White Magic ~俺様ドクターの魔法~



「さみしい?」


そんなことを聞いてくれても、私は甘えることができなかった。


「お仕事だから仕方ないよ」


こんな物分かりのいい彼女を演じてしまうんだ。


「さすが、睦美は、僕のことをよくわかってくれてるね。嬉しいよ」


満足そうにそう言うと、口角をクッと上げていた。


・・・・・・あなたは、私のことを理解してくれていない。



この時私は、「一緒に行きたい!」とすがりついて「さみしい」って泣きだしたらよかったんだろうか?


そんなことしても、きっと自分が惨めなだけだ。



「寂しがってくれるなんて嬉しいよ」なんて笑顔で言うだけだ。




結局、私は最後まで自分の気持ちを伝えることができなかった。


いや、できなかったのではなくて、しなかったんだ。


アメリカへ行くと聞いた時、涙さえも出なかったのは、きっと、彼への愛情というのもが薄れていたからなんだ。

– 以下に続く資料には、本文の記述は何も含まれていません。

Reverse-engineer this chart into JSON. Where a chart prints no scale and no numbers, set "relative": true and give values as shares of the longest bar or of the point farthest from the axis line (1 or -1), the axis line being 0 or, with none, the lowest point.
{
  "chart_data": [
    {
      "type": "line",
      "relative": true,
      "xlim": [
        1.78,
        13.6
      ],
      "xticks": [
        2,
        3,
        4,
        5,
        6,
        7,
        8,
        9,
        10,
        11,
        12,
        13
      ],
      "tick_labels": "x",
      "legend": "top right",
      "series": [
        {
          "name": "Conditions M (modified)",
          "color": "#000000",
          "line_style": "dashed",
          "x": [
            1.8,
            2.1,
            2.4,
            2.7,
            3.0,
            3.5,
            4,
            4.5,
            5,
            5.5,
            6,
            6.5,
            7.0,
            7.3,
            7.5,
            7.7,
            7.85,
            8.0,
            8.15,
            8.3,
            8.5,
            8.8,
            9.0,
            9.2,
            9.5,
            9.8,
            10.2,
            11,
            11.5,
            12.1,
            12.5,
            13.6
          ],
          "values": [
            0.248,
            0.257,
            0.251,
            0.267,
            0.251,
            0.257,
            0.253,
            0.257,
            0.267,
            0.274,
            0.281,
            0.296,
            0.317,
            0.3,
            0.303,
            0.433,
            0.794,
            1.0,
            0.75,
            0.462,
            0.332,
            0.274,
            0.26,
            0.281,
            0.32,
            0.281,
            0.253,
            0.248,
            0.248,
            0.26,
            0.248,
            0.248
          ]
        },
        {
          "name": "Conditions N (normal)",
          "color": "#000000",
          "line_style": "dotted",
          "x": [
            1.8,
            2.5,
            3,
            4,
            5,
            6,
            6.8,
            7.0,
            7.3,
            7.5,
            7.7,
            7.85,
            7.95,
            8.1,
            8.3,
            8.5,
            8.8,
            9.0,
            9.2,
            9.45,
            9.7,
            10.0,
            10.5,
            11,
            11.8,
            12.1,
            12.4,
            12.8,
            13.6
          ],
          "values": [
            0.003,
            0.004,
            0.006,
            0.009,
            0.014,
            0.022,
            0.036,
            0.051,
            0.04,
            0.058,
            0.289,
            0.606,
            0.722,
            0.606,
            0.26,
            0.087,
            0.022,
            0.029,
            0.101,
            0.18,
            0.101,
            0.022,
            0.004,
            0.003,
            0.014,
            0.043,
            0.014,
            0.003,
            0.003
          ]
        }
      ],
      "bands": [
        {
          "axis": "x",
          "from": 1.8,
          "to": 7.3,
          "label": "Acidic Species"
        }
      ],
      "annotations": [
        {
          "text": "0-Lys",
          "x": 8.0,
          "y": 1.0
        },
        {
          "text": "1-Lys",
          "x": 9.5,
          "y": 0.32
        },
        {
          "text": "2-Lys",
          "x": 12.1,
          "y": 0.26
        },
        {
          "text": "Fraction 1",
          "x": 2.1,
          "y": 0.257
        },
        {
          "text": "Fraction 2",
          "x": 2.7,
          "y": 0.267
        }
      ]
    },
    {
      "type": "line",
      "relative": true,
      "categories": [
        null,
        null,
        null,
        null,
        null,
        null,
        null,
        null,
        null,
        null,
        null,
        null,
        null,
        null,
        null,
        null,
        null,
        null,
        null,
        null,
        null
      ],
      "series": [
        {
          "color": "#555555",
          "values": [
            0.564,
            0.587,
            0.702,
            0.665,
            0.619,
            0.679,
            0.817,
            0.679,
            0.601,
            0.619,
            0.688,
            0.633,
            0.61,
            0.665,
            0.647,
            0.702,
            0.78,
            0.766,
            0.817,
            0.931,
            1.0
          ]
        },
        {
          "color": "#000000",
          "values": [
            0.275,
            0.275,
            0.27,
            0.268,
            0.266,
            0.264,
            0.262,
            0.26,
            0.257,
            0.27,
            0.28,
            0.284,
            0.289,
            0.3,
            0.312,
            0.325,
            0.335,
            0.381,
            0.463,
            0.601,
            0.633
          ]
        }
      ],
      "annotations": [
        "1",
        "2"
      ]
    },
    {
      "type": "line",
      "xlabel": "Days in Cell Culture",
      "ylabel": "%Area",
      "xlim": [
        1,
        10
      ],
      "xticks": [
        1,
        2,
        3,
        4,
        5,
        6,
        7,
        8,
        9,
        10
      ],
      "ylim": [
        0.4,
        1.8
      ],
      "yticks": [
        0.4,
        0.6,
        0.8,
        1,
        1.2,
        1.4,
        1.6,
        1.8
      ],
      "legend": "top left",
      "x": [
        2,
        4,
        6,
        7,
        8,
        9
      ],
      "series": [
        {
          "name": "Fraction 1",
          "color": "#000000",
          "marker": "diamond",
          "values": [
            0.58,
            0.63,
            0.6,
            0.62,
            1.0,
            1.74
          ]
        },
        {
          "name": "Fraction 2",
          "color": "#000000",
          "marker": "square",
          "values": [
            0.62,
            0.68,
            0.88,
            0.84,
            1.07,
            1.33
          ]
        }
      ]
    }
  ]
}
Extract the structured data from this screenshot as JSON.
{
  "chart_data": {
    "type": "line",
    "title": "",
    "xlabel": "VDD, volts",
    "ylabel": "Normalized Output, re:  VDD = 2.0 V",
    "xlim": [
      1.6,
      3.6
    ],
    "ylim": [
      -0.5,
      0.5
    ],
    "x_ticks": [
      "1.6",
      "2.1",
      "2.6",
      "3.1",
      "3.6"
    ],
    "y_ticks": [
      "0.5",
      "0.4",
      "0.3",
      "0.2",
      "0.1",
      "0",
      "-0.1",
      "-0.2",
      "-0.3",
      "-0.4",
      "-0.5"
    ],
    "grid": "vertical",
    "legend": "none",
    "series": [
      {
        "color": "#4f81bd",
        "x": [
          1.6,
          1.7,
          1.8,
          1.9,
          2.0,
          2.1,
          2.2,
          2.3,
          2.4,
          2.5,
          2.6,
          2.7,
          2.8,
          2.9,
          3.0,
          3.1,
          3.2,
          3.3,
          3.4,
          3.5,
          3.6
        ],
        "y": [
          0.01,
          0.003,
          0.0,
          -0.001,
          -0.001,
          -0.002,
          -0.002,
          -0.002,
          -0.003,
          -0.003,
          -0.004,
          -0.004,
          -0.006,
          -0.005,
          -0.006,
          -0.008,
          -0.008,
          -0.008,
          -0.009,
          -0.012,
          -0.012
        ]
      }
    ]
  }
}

確かに大好きで付き合ったが、やっぱり私はずっと彼の前で無理をしていたのだ。



背伸びし過ぎていたんだ。


彼に見放されないように頑張ることに精一杯で、愛することを忘れていた。



付き合って、「好きだ」「愛してる」なんて言われて、嫌な気はしなかったが、ただ彼の言葉に酔っていただけ。


高級なお店へ連れて行ってもらって、プレゼントをもらって、満足して、ドクターと付き合っているというステータスを手放したくなかったのかもしれない。



初めてストレートに言われて、その雰囲気に浸っていたかっただけ・・・そう感じた。




そして、彼がアメリカへ行くまでの1ヶ月間は、恋人らしく振舞っていたが、もう心は離れていた。



彼が、アメリカに飛び立ってすぐに音信不通にすべく携帯番号、メールアドレスを変え、辞表を書き、彼との接点をなくした。



不思議と涙は出なかった。



苦痛の毎日から解放されるのが嬉しくて、早く時が過ぎたらいいのにと思った。



そして、私は彼の前から完全に姿を消した。